Colin and his friend George took the opportunity to bring us a mini-vertical of this very interesting super-tuscan, which is 100% Cab Franc (!) This one has rich cherry and plum chocolate cake, a lot of pure cherry scents. There is a nice bitter, middle to this wine which I personally like, and the hallmark green pepper and olive notes, but with a warming ripeness. You can get to CF here for sure.

2010 Le Macchiole Paleo

This is settled (we decanted this for an hour at my reco) with darker fruit—more plummy and boysenberry.
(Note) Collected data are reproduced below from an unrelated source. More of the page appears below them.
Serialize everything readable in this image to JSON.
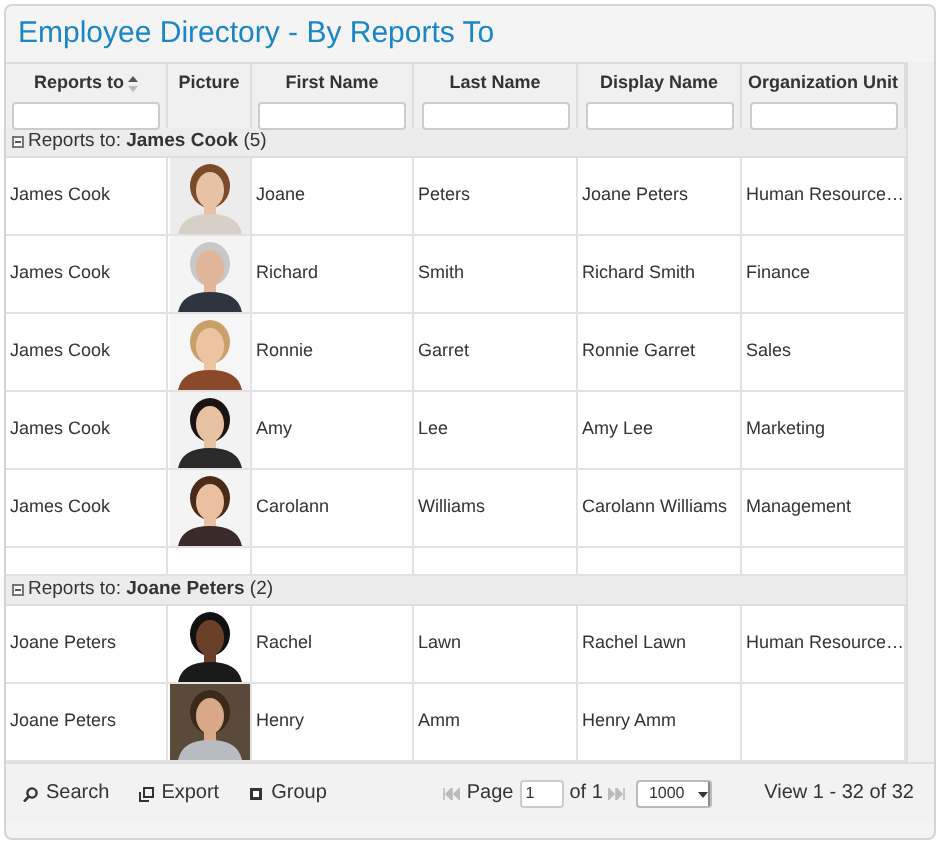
{
  "title": "Employee Directory - By Reports To",
  "columns": [
    {
      "label": "Reports to",
      "sorted": true
    },
    {
      "label": "Picture",
      "sorted": false,
      "filter": false
    },
    {
      "label": "First Name",
      "sorted": false
    },
    {
      "label": "Last Name",
      "sorted": false
    },
    {
      "label": "Display Name",
      "sorted": false
    },
    {
      "label": "Organization Unit",
      "sorted": false
    }
  ],
  "groups": [
    {
      "label": "Reports to: **James Cook** (5)",
      "expanded": true,
      "rows": [
        {
          "reports_to": "James Cook",
          "first_name": "Joane",
          "last_name": "Peters",
          "display_name": "Joane Peters",
          "organization_unit": "Human Resource…"
        },
        {
          "reports_to": "James Cook",
          "first_name": "Richard",
          "last_name": "Smith",
          "display_name": "Richard Smith",
          "organization_unit": "Finance"
        },
        {
          "reports_to": "James Cook",
          "first_name": "Ronnie",
          "last_name": "Garret",
          "display_name": "Ronnie Garret",
          "organization_unit": "Sales"
        },
        {
          "reports_to": "James Cook",
          "first_name": "Amy",
          "last_name": "Lee",
          "display_name": "Amy Lee",
          "organization_unit": "Marketing"
        },
        {
          "reports_to": "James Cook",
          "first_name": "Carolann",
          "last_name": "Williams",
          "display_name": "Carolann Williams",
          "organization_unit": "Management"
        }
      ]
    },
    {
      "label": "Reports to: **Joane Peters** (2)",
      "expanded": true,
      "rows": [
        {
          "reports_to": "Joane Peters",
          "first_name": "Rachel",
          "last_name": "Lawn",
          "display_name": "Rachel Lawn",
          "organization_unit": "Human Resource…"
        },
        {
          "reports_to": "Joane Peters",
          "first_name": "Henry",
          "last_name": "Amm",
          "display_name": "Henry Amm"
        }
      ]
    }
  ],
  "toolbar": [
    {
      "kind": "search",
      "label": "Search"
    },
    {
      "kind": "export",
      "label": "Export"
    },
    {
      "kind": "group",
      "label": "Group"
    }
  ],
  "pager": {
    "page_label": "Page",
    "page": "1",
    "of_label": "of 1",
    "page_size": "1000",
    "summary": "View 1 - 32 of 32"
  }
}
Rounder and a little deeper, there’s a warmth to this too, hint of green and black pepper, but also some soy sauce and tea notes on the aftertaste. More going on, but harder to pick out CF. Regardless, a great example of how different vintages can affect a wine’s presentation. I think I preferred this as a wine by a hair over the 09."

How was the Philipponnat? A house I admit I have had a hard time grokking.

Kwa Heri,

Mike

I’ve had a few bottles of the 08 Blanc de Noirs and have enjoyed them but haven’t been wowed. On the other hand, I could drink the Clos des Goisses all day, every day. So much depth and complexity. One of my notes on the 2000 Clos des Goisses said “rich but ethereal”. I’ve gone through a dozen bottles of the 2000 and I’m down to my last bottle of 2004.

Incredible line up guys! Top notch work, and notes.

That is a mountain of different wine!

It was an amazing night. You are a gracious and generous host. I would particularly like to thank you for opening the magnum of 2004 Sandrone Barolo Cannubi Boschis. While that bottle will go for a long time, it already offers beautiful balance and tremendous depth of flavour. A few dinners ago I opened a 1996 Sandrone Le Vigne, which was quite good, but I’m convinced the 2004 Cannubi has greater depth.

I was sad to have missed this one, Andrew. Sounds like you had a great time and a nice lineup.